【BANANAFISH】Lullaby【アッシュ】
第4章 Hello, goodbye
アレックスのやつ、風邪で頭がイカれてショーターにしゃべりやがったな・・・
「“せっせと”は余計だ。ただの野暮用さ」
ショーターは俺の返事に意味深に笑ってみせた。
「フウン・・・野暮用ねぇ。んで今から行くの?図書館」
「まあな」
面倒くさそうにそう言うと、ショーターがヘルメットを投げて寄こした。
「じゃあちょうどいいや。乗れよ!」
「いやよく見ろよ。

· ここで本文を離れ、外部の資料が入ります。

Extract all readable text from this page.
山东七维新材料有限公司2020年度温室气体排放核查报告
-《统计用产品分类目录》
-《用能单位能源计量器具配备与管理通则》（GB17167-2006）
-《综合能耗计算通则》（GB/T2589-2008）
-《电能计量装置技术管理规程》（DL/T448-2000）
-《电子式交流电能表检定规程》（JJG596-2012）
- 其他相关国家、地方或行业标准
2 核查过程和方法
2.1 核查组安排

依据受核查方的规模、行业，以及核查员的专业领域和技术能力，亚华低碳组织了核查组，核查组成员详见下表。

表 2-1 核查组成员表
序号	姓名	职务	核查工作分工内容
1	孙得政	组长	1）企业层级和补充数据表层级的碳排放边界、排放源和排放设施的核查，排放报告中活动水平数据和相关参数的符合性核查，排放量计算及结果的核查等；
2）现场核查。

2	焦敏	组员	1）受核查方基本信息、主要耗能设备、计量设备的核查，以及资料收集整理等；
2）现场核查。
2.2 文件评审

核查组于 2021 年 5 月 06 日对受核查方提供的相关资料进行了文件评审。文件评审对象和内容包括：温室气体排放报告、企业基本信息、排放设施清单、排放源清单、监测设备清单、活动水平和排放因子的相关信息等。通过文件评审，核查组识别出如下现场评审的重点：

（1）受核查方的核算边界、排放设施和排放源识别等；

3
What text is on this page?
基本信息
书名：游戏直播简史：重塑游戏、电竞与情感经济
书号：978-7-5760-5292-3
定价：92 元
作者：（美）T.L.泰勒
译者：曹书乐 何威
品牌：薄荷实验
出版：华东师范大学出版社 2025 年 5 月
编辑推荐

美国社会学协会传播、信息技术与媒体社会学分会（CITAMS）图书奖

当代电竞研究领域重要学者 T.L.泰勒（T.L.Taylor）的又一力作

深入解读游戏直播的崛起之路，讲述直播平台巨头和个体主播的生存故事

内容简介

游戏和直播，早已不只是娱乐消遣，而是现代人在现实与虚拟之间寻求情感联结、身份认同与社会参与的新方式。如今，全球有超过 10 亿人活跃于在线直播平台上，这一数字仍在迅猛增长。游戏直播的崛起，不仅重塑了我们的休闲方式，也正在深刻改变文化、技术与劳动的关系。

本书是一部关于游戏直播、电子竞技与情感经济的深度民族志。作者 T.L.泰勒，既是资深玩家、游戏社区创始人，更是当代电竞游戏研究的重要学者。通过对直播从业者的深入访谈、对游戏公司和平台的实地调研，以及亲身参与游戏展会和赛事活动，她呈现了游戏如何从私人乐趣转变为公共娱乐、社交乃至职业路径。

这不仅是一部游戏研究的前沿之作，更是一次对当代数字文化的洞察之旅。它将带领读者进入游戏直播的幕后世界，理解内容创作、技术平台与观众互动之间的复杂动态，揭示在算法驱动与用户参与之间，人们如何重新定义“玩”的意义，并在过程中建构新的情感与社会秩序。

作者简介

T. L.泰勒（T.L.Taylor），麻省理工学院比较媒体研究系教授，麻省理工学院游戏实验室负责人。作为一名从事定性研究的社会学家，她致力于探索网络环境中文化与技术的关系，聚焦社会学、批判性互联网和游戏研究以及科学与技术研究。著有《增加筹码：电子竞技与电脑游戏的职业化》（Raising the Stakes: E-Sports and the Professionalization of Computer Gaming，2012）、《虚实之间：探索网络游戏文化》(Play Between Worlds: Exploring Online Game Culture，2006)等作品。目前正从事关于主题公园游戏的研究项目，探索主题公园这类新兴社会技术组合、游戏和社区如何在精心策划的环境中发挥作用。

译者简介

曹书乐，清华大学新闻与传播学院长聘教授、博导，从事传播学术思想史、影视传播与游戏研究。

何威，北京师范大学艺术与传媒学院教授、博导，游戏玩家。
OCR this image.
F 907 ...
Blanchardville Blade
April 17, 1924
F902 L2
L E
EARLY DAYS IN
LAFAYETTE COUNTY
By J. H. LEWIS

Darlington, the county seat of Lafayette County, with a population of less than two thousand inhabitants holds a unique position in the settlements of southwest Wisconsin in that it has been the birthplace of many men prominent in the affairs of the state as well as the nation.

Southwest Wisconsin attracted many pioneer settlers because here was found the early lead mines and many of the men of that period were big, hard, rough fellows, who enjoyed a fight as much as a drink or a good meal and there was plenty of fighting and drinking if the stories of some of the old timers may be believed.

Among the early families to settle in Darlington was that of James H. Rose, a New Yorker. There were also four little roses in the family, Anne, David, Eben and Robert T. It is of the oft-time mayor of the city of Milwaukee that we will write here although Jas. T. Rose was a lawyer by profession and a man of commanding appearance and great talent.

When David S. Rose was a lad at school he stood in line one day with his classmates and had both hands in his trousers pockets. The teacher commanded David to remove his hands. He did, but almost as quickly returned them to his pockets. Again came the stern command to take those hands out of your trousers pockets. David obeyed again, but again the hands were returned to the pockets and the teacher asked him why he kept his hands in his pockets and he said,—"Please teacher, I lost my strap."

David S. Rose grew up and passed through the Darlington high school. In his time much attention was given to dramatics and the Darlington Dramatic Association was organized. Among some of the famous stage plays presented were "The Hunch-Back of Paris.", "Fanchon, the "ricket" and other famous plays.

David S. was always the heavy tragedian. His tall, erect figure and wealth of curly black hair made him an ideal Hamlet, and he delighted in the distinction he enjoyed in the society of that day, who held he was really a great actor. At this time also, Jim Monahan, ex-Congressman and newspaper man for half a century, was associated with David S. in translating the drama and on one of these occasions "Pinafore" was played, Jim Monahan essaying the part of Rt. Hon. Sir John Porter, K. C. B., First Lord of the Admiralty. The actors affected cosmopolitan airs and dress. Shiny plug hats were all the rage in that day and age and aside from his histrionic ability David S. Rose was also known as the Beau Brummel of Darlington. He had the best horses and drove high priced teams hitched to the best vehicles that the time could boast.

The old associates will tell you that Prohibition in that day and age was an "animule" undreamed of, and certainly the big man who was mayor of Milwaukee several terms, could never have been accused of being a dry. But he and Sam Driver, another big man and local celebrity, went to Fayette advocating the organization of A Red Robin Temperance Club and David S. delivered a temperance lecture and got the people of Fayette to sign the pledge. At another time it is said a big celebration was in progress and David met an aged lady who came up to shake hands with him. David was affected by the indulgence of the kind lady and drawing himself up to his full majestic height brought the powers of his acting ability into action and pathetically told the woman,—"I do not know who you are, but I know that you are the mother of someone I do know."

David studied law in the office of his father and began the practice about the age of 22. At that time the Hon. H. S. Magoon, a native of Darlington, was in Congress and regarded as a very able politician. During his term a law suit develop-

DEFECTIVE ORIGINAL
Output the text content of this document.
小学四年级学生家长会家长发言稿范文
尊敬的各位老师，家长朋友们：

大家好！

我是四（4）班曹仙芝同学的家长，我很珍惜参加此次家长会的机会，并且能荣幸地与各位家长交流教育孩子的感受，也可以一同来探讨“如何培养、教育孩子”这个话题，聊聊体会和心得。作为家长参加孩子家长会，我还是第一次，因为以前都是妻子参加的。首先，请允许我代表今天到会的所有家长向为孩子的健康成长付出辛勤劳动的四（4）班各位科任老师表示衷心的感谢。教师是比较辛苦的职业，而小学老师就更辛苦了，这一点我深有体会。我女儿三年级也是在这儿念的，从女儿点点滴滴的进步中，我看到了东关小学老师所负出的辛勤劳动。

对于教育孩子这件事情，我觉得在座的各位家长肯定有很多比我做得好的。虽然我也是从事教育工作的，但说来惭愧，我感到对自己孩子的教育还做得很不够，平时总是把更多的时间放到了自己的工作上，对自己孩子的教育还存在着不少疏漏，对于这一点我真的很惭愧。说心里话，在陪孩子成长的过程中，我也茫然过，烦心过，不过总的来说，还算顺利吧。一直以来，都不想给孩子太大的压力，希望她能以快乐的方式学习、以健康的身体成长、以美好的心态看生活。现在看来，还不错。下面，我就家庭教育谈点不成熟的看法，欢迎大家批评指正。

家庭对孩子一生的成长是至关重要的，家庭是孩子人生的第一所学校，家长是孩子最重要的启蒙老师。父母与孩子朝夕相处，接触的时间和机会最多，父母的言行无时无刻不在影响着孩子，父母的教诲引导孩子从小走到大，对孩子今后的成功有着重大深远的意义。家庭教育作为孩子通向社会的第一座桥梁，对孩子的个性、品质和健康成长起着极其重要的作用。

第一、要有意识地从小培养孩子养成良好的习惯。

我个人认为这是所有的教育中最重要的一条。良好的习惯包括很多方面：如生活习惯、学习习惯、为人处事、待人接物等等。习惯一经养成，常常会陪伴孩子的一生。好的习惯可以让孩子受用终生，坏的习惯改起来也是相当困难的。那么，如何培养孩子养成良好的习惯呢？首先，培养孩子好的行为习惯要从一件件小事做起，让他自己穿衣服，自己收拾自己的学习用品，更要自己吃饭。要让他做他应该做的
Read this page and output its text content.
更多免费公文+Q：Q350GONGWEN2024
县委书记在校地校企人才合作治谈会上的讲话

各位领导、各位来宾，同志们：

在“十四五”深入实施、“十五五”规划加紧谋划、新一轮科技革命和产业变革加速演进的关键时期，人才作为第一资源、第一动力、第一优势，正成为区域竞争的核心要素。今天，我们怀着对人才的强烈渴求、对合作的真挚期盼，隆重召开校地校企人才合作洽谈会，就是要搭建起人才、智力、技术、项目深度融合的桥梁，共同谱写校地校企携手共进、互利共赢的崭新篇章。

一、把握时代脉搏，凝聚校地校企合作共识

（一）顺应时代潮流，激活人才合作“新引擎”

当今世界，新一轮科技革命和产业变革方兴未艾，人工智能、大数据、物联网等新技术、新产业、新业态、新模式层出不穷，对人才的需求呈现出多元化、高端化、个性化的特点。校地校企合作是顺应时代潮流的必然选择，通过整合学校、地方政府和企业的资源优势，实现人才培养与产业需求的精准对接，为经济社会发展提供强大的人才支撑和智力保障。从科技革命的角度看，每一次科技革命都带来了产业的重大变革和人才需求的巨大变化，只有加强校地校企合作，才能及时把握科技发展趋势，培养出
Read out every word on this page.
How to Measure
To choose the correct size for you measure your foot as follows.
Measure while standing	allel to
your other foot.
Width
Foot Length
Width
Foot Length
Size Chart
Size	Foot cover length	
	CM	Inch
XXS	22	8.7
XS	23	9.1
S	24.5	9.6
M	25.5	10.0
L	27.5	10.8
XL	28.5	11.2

俺コーヒー持ってるだろ?この格好でバイクは寒いし・・・」
「没問題没問題!」
中国語はわからないがおそらく大丈夫とでも言ってるのだろう。
明らかに断っている俺をショーターは引きずるようにしてタンデムシートに乗せようとする。
強引なやつだ。
仕方ない。
単純な腕力じゃコイツには勝てない。
諦めて火傷しそうになりながらホットコーヒーを飲み終え、バイクにまたがった。
直ぐに発進し、凍りつく前のアスファルトを図書館に向け順調に走って行く。
『・・・アッシュ、アッシュ聞こえるか?』
突然ヘルメットの中にショーターの声がこだました。